Why LLMs Struggle with Teamwork in Open-Ended Tasks

As language models become more autonomous, their ability to work collaboratively over extended periods becomes key. But here's the rub: most current evaluations don't really test these skills in tandem. Instead, they focus on either short interactions or highly structured settings. Enter a new benchmark called alem, which aims to shake things up by testing multi-agent coordination in a more dynamic and open-ended context.

The Alem Benchmark

Built using JAX, alem creates a world where language models must coordinate in tasks like exploration, crafting, trading, and combat. Think of it this way: alem is like a virtual survival game, but the key players are language models. The benchmark offers procedurally generated tasks with varying coordination difficulties. It’s a fresh playground for testing how well these models can plan, communicate, and execute shared strategies.
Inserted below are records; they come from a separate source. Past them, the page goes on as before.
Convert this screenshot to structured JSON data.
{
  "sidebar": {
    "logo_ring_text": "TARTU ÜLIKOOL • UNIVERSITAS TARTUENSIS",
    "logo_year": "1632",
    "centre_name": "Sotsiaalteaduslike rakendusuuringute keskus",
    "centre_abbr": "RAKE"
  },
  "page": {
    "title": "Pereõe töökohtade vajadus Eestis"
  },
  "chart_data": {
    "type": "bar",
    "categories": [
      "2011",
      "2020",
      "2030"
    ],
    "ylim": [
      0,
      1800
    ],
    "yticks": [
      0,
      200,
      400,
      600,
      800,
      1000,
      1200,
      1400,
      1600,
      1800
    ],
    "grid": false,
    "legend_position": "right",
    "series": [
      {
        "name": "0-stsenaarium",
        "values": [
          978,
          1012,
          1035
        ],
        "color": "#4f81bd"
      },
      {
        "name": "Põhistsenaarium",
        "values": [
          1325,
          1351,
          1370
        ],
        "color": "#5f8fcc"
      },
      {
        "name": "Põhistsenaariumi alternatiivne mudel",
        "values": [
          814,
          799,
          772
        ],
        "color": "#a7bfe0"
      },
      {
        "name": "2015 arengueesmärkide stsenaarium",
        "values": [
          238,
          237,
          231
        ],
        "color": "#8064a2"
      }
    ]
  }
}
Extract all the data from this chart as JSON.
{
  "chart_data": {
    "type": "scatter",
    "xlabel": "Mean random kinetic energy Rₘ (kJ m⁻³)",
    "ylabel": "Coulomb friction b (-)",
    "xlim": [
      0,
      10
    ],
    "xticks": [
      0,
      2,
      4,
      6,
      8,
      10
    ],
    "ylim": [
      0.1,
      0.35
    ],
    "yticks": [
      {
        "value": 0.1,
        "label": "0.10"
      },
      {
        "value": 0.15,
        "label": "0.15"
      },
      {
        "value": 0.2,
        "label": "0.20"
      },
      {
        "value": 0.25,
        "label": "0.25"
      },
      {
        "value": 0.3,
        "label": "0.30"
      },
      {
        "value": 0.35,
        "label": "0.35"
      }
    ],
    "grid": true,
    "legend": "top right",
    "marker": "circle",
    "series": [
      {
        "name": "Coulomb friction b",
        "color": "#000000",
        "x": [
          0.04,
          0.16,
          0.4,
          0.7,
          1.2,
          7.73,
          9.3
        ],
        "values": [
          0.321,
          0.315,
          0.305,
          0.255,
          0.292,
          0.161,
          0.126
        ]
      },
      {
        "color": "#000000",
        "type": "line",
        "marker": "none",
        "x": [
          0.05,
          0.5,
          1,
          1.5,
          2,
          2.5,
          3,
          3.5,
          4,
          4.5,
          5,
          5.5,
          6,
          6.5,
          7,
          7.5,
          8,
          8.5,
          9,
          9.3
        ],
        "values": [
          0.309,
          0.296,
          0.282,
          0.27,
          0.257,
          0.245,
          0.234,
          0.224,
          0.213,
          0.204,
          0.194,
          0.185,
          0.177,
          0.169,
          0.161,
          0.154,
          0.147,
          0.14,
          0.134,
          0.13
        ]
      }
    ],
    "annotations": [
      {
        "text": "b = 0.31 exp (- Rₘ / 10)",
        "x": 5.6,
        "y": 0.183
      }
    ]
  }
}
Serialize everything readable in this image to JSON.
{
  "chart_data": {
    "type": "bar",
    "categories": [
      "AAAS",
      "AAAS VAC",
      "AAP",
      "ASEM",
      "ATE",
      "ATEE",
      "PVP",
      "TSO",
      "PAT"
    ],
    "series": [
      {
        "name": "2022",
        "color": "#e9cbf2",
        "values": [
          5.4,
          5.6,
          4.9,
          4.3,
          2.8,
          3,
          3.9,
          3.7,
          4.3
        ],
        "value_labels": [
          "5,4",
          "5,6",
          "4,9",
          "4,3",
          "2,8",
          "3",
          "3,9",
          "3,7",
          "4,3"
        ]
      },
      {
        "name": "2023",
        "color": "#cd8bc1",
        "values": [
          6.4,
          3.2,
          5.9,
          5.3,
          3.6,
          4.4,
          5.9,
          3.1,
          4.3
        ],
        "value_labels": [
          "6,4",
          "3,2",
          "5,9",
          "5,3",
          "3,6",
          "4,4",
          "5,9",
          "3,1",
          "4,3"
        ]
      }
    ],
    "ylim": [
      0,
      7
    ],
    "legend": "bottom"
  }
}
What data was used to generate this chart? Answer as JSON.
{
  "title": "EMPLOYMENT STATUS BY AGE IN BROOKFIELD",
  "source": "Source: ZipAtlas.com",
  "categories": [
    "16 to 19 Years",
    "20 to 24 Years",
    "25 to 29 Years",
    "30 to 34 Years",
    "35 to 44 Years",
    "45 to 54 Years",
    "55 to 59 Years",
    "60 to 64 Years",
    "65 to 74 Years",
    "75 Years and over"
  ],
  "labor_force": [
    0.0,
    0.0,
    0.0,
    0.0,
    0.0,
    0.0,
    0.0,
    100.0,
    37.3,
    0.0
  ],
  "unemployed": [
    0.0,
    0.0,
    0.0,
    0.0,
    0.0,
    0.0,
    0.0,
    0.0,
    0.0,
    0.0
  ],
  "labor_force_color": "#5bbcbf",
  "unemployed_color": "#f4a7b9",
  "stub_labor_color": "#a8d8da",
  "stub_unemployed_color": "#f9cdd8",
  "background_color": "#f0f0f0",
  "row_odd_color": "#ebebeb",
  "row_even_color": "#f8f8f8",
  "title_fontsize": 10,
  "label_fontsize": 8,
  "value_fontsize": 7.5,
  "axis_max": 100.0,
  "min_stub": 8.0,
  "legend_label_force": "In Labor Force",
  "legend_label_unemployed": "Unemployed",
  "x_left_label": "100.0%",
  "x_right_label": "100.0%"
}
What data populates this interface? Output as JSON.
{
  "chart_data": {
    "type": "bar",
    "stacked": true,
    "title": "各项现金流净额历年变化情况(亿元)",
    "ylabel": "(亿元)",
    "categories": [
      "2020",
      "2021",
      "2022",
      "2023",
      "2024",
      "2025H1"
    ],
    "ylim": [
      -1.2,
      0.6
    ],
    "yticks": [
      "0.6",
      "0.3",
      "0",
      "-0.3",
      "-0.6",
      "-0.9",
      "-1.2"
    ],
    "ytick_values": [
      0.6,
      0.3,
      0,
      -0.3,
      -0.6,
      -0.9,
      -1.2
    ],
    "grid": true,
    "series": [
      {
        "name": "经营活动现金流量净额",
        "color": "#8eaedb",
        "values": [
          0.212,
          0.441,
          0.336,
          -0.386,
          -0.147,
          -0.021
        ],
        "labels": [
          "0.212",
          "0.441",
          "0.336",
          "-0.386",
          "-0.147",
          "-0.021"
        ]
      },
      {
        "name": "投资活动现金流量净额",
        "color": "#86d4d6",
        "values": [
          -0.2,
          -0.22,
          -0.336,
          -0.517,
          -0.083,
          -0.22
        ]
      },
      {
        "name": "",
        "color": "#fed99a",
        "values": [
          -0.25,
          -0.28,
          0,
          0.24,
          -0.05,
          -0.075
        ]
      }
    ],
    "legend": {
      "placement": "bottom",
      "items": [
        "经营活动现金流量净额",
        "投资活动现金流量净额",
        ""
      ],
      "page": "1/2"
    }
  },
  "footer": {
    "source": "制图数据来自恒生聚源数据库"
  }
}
When 13 modern language models were evaluated on alem, the results were stark. The models only managed to achieve about 6% of the normalized return on average. This isn't just a number. It highlights a glaring gap in current capabilities. If you've ever trained a model, you know hitting such a low benchmark is like getting an F on a test you thought you'd prepared for.

Coordination vs. Individual Competence

Here's where it gets interesting. In the toughest coordination scenarios, some models like the zero-shot Gemini-3.1-Pro-High performed surprisingly well, approaching the performance of Multi-Agent Reinforcement Learning (MARL) agents trained for a billion steps. But even these promising results didn't translate to across-the-board success. For instance, GPT-5.4-High excelled in base-task rewards but stumbled when it came to coordination rewards. This is a clear signal: being good at individual tasks doesn't guarantee you're a team player.

So, what's the bottleneck? Communication. The analysis shows that effective communication is the biggest hurdle to overcome for better coordination. Memory and reasoning abilities are helpful, but mainly to keep multi-step plans on track.

Why This Matters

The analogy I keep coming back to is this: imagine a soccer team with star players who can't pass the ball. Individually, they're great. But in a game, they'd flop. That's the current state of many language models in coordination tasks. Here's why this matters for everyone, not just researchers. If these models are going to be useful in real-world applications that require teamwork, like disaster response or complex negotiations, they need to get better at playing nice with others.

So, what's next? Alem isn't just a test, it’s a challenge to develop agents that can truly communicate, allocate roles, and execute shared plans effectively. And for developers and researchers, it’s an opportunity to reshape how we think about AI capabilities.

In the end, are language models ready to take on the world together? Not yet, but benchmarks like alem are a step in the right direction.